UK Supreme Court Sends Strong Message on Mis-sold Car Loans

UK’s top court hands down landmark ruling on billions in car finance case. This huge decision highlights the pervasive issues that exist with predatory contracts in auto sales. The court’s decision underscores that many motorists have unwittingly entered into contracts that favored brokers rather than providing them with the best financial options. This decision is particularly important given that more than 90% of all new car purchases are financed. In so doing it brings transparency to a deeply shocking feature of Britain’s £240 billion credit system.

Mr. Johnson’s case was at the heart of this judicial ruling. He challenged an undisclosed commission of £1,650, which was a quarter of the car’s full price. The court’s message was clear: it is not the judiciary’s responsibility to redefine the boundaries of consumer protection law. Rather, it demanded that public regulatory agencies act to end the harmful and pervasive practices that are characteristic of the industry.
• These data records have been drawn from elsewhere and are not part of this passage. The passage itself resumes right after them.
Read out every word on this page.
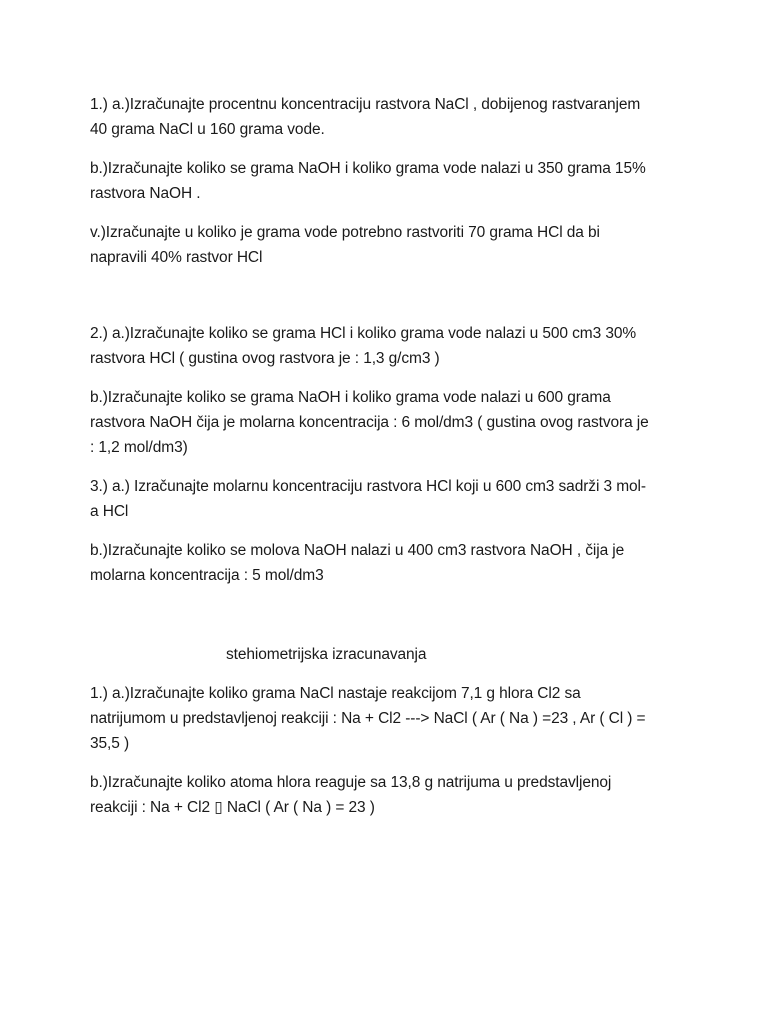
1.) a.)Izračunajte procentnu koncentraciju rastvora NaCl , dobijenog rastvaranjem
40 grama NaCl u 160 grama vode.
b.)Izračunajte koliko se grama NaOH i koliko grama vode nalazi u 350 grama 15%
rastvora NaOH .
v.)Izračunajte u koliko je grama vode potrebno rastvoriti 70 grama HCl da bi
napravili 40% rastvor HCl
2.) a.)Izračunajte koliko se grama HCl i koliko grama vode nalazi u 500 cm3 30%
rastvora HCl ( gustina ovog rastvora je : 1,3 g/cm3 )
b.)Izračunajte koliko se grama NaOH i koliko grama vode nalazi u 600 grama
rastvora NaOH čija je molarna koncentracija : 6 mol/dm3 ( gustina ovog rastvora je
: 1,2 mol/dm3)
3.) a.) Izračunajte molarnu koncentraciju rastvora HCl koji u 600 cm3 sadrži 3 mol-
a HCl
b.)Izračunajte koliko se molova NaOH nalazi u 400 cm3 rastvora NaOH , čija je
molarna koncentracija : 5 mol/dm3
stehiometrijska izracunavanja
1.) a.)Izračunajte koliko grama NaCl nastaje reakcijom 7,1 g hlora Cl2 sa
natrijumom u predstavljenoj reakciji : Na + Cl2 ---> NaCl ( Ar ( Na ) =23 , Ar ( Cl ) =
35,5 )
b.)Izračunajte koliko atoma hlora reaguje sa 13,8 g natrijuma u predstavljenoj
reakciji : Na + Cl2 ▯ NaCl ( Ar ( Na ) = 23 )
The implications of this ruling can reach much further than just the individual parties to the case. The aim was for financial institutions to be liable for compensation claims up to £40 billion. They’re reeling from the aftermath of bad dealer-dishonest loans and kickbacks. Unfortunately, the roots of this scandal go back decades, raising serious concerns about the integrity of the car finance market.

We’ll never know how many real people harmed by these bad practices would have received meaningful compensation. The majority will receive below £950 per person. The redress scheme currently being proposed by the Financial Conduct Authority (FCA) is very good and generous indeed. It can be up to £18 billion, specifically targeted to address consumer complaints. The FCA is still at the stage of consulting on this proposal. To complicate matters, they are planning on adding loans as far back as 2007 into the reach of their compensation. The scheme will include all discretionary as well as certain non-discretionary commission structures.

Indeed, critics have been concerned that Britain’s credit system is based on perverse incentives. This leads to asymmetric information, putting consumers at risk of being exploited by brokers. The FCA’s consultation process will be tremendously important in determining how these issues will be addressed. Beyond that, it will know that consumers are treated fairly, moving forward.